C'est ce combat ( l'auteur parle de « cinq ans de lutte épuisante et dont on ne voit pas la fin ») que raconte Trouver refuge. Cinq années d'actions de tous ces bénévoles du Briançonnais pour aller secourir, accueillir, héberger, apprendre le français, scolariser, soutenir dans leurs démarches administratives, redonner l'espoir et le sourire à des centaines d'hommes et de femmes. Cinq ans à lutter aussi contre l'absurdité administrative, l'indifférence ou le mépris de certaines instances politiques ou judiciaires.
On apprend beaucoup de choses sur la politique d'accueil de la France et tous ces sigles qui la définissent : les CADA ( centre d'accueil des demandeurs d'asile), les CRA ( centre de rétention administrative), la CNDA ( cour nationale du droit d'asile), l'OFII et l'OFPRA, et toutes les associations nationales ou locales engagées dans ce domaine. Un glossaire en début de livre aide à se retrouver dans cette jungle !
Stephanie Besson a choisi de raconter ces cinq années en faisant alterner les témoignages de tous ces bénévoles et de ceux qu'ils ont aidés. A la lecture, on est tour à tour indigné et touché par ce qu'ils racontent.
Chez les bénévoles , les « solidaires », (« 20% d'une ville de 12000 habitants à s'être impliqués ») toujours le même constat : malgré les difficultés, la fatigue devant une situation qui dure, « cette expérience d'accueil a crée du lien, de la cohésion sociale, un respect mutuel. Ça a soudé les Briançonnais, les Nevachais, les jeunes générations, les retraités, on s'est mis ensemble. »
Les récits des exilés ( les « aventuriers » francophones et les « shababs » arabophones)sont souvent poignants mais aussi très touchants quand ils expriment leur étonnement après leur prise en charge à Briançon : accueillis chez des Blancs, traités comme les jeunes qu'ils sont et non comme des dangers potentiels, ils découvrent la vie « à la française » et s'attachent à respecter les habitudes de leurs familles d'accueil.
Stephanie Besson raconte enfin la militarisation grandissante des frontières ( gendarmerie et police aux frontières) , les migrants traqués et les aidants poursuivis : « À t-on le droit de ne pas porter assistance à quelqu'un parce qu'il n'a peut-être pas de carte d'identité ? de le laisser au froid, à la faim, à l'épuisement et à la peur ? A-t-on le droit de le laisser mourir par racisme, par peur de la répression ? »

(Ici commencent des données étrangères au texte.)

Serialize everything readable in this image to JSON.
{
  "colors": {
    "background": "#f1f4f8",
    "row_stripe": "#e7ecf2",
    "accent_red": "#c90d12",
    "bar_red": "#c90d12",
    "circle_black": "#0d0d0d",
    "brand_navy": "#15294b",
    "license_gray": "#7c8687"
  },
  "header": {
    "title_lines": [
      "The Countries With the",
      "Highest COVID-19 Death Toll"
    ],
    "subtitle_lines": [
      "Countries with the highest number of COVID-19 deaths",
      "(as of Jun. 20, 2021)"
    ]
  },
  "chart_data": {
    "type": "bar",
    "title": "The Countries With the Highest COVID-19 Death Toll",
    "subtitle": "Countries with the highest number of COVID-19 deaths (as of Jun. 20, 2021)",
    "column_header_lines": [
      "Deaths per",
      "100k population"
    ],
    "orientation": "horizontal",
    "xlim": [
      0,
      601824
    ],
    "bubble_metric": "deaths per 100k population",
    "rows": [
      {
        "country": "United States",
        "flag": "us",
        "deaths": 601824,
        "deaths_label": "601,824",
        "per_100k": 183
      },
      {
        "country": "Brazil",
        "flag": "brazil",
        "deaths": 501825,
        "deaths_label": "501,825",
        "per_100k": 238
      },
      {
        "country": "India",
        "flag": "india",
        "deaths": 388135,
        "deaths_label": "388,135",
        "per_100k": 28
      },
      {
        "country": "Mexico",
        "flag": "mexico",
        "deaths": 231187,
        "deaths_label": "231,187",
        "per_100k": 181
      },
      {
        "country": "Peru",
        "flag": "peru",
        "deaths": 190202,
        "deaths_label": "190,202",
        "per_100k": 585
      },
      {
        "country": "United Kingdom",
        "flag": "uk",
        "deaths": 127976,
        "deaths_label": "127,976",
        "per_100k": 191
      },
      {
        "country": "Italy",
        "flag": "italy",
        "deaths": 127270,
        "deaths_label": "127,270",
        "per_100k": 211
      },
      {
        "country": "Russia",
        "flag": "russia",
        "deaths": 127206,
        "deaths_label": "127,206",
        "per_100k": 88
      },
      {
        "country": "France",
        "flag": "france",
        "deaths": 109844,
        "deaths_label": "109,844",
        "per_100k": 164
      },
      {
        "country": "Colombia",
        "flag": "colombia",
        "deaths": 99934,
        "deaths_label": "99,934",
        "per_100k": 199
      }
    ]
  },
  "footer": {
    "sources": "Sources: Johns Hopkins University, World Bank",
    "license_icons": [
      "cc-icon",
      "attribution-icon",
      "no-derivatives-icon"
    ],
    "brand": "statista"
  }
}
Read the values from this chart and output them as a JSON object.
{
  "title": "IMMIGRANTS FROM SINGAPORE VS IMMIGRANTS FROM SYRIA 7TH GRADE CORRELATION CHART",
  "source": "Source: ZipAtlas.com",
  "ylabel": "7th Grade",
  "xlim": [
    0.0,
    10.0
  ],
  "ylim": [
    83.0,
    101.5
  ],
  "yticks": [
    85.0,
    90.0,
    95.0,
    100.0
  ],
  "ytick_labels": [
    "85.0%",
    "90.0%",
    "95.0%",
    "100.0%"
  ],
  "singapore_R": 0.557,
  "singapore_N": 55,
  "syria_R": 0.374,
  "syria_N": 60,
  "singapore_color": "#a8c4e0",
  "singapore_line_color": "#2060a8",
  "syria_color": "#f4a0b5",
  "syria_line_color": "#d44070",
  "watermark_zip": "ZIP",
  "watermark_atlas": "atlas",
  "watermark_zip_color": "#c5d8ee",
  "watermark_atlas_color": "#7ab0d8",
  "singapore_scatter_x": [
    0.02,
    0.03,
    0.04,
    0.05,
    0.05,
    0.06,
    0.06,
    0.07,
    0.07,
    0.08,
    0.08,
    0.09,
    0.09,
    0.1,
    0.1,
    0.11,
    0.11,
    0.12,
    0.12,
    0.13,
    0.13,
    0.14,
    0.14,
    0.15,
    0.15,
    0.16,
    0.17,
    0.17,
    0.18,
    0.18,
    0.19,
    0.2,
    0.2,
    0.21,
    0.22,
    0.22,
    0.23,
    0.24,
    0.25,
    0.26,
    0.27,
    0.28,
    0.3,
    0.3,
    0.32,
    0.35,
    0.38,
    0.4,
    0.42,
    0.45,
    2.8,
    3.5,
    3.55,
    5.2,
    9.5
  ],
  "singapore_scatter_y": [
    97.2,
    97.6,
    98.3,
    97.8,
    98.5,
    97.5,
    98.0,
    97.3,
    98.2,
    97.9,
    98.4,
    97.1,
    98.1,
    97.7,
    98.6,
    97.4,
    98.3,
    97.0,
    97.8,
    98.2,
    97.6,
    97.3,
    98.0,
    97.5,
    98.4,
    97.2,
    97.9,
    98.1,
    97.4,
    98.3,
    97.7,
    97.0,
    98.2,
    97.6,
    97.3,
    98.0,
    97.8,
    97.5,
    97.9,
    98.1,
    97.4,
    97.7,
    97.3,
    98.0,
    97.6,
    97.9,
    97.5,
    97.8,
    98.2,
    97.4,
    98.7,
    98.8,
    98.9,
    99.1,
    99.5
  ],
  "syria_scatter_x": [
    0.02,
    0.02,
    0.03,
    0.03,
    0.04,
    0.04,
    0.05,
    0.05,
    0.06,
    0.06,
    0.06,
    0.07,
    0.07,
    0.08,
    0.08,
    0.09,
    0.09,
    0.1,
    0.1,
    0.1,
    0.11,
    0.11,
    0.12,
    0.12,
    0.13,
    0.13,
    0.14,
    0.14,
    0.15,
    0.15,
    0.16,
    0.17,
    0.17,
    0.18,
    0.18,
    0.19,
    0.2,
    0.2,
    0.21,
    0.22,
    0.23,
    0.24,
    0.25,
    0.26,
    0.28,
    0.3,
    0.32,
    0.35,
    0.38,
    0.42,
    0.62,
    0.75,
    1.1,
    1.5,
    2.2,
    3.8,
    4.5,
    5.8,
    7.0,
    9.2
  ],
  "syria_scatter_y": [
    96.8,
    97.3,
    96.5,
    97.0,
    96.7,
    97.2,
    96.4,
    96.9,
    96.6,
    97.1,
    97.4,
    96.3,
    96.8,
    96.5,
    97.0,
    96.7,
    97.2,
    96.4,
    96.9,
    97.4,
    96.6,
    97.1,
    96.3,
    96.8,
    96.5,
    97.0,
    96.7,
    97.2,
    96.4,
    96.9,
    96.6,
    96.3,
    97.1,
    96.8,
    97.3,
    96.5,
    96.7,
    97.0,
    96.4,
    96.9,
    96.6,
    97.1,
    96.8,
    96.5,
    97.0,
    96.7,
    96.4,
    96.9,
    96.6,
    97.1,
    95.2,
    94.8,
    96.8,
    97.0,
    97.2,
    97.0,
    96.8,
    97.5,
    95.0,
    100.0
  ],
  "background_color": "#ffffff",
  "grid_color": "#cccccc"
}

Cette mobilisation exemplaire, récompensée par un prix des droits de l'homme de la République française en décembre 2019, est aujourd'hui mise à mal par le changement de municipalité à Briançon et la volonté du maire de fermer certains locaux, fragilisant l'écosystème associatif et bénévole local . Une pétition a été signée par de nombreuses ONG, associations et personnalités, évêque de Gap en tête « Nous refusons que nos montagnes deviennent un cimetière ».
Même si la forme même du récit peut sembler répétitive, ce livre nous ouvre les yeux et le coeur à une réalité qui nous concerne tous. Comme le dit
Edwy Plenel dans sa préface, « Tous migrants dans le Briançonnais, de même que tous les solidaires et hospitaliers français qui sauvent notre honneur collectif, sont ces grains de sable qui réussissent à enrayer l'indifférence et l'impuissance. »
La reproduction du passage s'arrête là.